The 3.8-per-cent tax-levy hike would be before growth is factored in.
During the meeting, city manager John Collin said administration is not yet sure how they will achieve this budget.
“What I do know is what we have before you this evening, we believe is achievable based on our rough calculations and the approaches that we plan on taking.
“I will tell you again up front, our recommendations this evening will not lead to major changes or decreases to services that are provided to the community.”
Collin said the elimination of services is not contemplated as a possible approach to achieve city administration’s numbers, but service reductions might be considered as a last resort.
“Approximately a month and a half ago, I mentioned to you that our preliminary look at the budget figures for 2025 would cause us to have to incur a six to eight per cent increase in our tax rates in order to satisfy all of the budgetary credits.
“Clearly, that's an unacceptably high number and therefore, we asked for some time to go back and see what we could do in order to address and reduce that number.”
Collin said overall the city’s financial situation is ‘good.’
“Our SMP rating at AA plus is a significant accomplishment, but it is at risk of deteriorating if we do not pay attention to what lies before us.”
Collin said having tax increases that are significantly above CPI on a regular recurring basis is ill advised, and we are in a “fork in the road.”
“If we go down the fork that we've been on for the last two years and have significant raises to our tax rates, then we are setting ourselves up to have a financial situation overall that is far less good a few years from now.
“If we take the other fork in the road and tighten our belts just a little bit now, then we can achieve a much more sustainable path as we move forward.”
When city administration develops budgets, they consider three basic principles – sustainability, affordability, and flexibility, Collin said.
City treasure Keri Greaves presented a slideshow with information pertaining to the budget direction.
“Earlier this year, council was presented with phase two of the asset management plan that indicated a $31.9 million annual infrastructure deficit. $1.5 billion of the worth of these assets are in poor or very poor condition.
“The 1.5 billion is the replacement value of the assets, not the value of repairs and rehabilitation to bring the assets to a higher level.”
Greaves used an example of owning a home.
“If you own a home, you'll have to replace your roof, your furnace, windows, doors and appliances.
“If you recaulk the windows, you can get a few more years out of them. You plan your budget so that you have funds available when you need them.
“This is the type of planning that is being done by the administration right now,” he said.
The average tax-levy increase over the past 10 years has been 3.5 per cent before growth compared to the average annual CPI of 2.6 per cent, Greaves said.
The city will also be taking a novel approach to the revenue generated by growth in the tax base.
With council's approval, administration will bring forward a draft growth assessment policy and outline how growth could be invested for more growth.

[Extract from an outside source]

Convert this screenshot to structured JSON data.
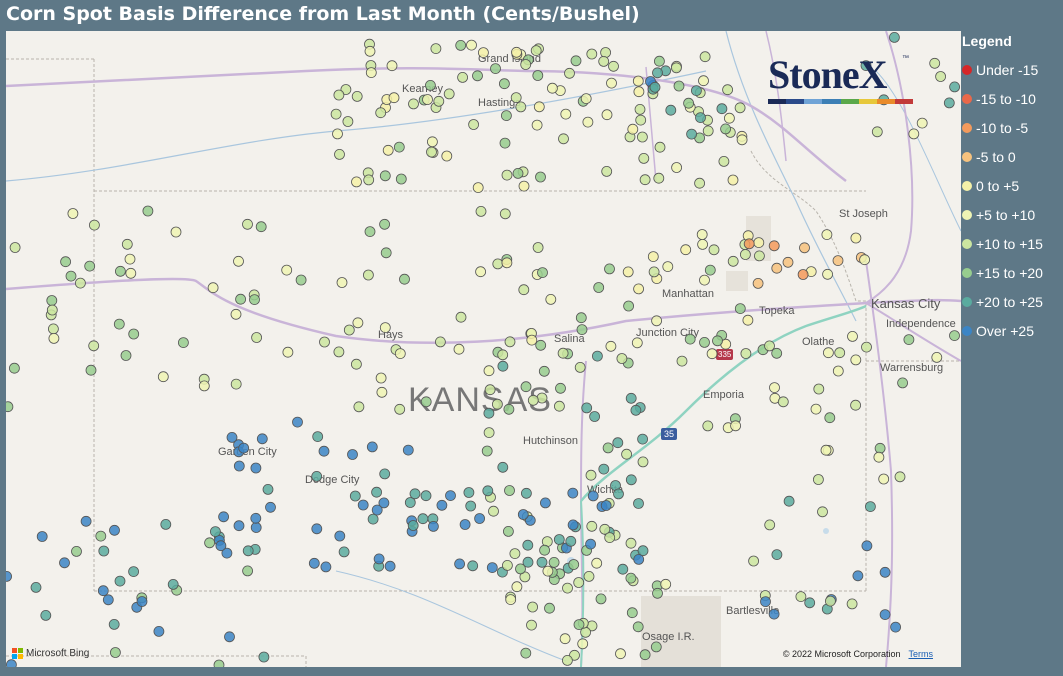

“I thank you for this. I'm here to support it. This is a great rate and a very strong message,” Coun. Rajni Agarwal said after the presentation.
“I don't want to leave this meeting with the community thinking that we're going to come in with 3.8,” Coun. Brian Hamilton said.
“We're targeting the 3.8 on the city side. There's still outside boards, who still have yet to come back to us and then there might even be service reductions that may be recommended to achieve the 3.8.
“Lots of work to be done. I'm happy with those things to give the direction today,” Hamilton said.